Israel’s waste management industry provides about 2 billion shekels annually in services, 700 million of that from haulage and related services and 300 million for landfills, with local authorities accounting for the rest. The biggest player in the sector is Veolia Israel, the local arm of a French company, which operates landfills, three way stations and a haulage company.
The Antitrust Authority has in the past investigated the industry on suspicions of concentration, but it is not known to have taken any operative steps.
The municipal trucks that collect garbage from homes and offices are only the first link in a chain that brings the waste to its final resting place in a landfill. The municipal trucks typically bring trash to a regional way station, where private haulers collect it and bring it to landfills.
But a paper prepared ahead of the hearing by Dr. Or Goldfarb, deputy director-general for economics and technology at the Environment Ministry, found that competition in private hauling is minimal and may not exist at all. The industry has high rates of cross-ownership between various subsectors, such as way stations and landfills or waste removal contracting.
In a preliminary estimate, the paper found that prices for landfill usage had risen 90% to 100% since 2008, for no discernible reason.
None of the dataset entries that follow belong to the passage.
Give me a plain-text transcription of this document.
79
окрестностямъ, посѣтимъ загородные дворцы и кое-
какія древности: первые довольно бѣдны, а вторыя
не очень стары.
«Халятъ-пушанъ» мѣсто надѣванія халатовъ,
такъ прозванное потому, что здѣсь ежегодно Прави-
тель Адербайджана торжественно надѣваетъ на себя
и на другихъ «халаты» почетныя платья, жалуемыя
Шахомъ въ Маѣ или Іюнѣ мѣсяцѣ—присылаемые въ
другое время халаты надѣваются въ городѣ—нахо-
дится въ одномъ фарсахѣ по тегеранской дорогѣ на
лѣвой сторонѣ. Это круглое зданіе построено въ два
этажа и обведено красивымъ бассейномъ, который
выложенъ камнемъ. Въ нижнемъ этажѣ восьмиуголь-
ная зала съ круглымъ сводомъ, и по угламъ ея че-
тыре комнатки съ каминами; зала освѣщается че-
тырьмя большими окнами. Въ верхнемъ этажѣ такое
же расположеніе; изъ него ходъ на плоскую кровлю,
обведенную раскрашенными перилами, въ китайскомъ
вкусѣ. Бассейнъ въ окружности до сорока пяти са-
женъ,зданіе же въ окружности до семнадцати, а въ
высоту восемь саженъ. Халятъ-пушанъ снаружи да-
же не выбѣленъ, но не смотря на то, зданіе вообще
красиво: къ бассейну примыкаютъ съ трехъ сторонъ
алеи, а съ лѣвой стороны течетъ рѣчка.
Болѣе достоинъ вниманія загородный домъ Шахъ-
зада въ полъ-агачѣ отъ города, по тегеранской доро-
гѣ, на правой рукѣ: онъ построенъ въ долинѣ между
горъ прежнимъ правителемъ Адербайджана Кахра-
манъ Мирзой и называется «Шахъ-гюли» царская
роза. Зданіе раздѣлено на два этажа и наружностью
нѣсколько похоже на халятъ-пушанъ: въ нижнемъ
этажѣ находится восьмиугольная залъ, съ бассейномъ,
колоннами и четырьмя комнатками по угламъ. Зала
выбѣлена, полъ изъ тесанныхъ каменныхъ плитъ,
Prices not only varied between landfills but often the same landfill charged different rates to different customers.
“The way stations constitute a natural regional monopoly because of limitations on the amount of waste, planning restrictions and environmental rules, so that in practice only one station alone is made available to specific local authorities,” the Environment Ministry said. “But an analysis of several way stations found that prices were 119% higher than the expected average, including a reasonable rate of profit.”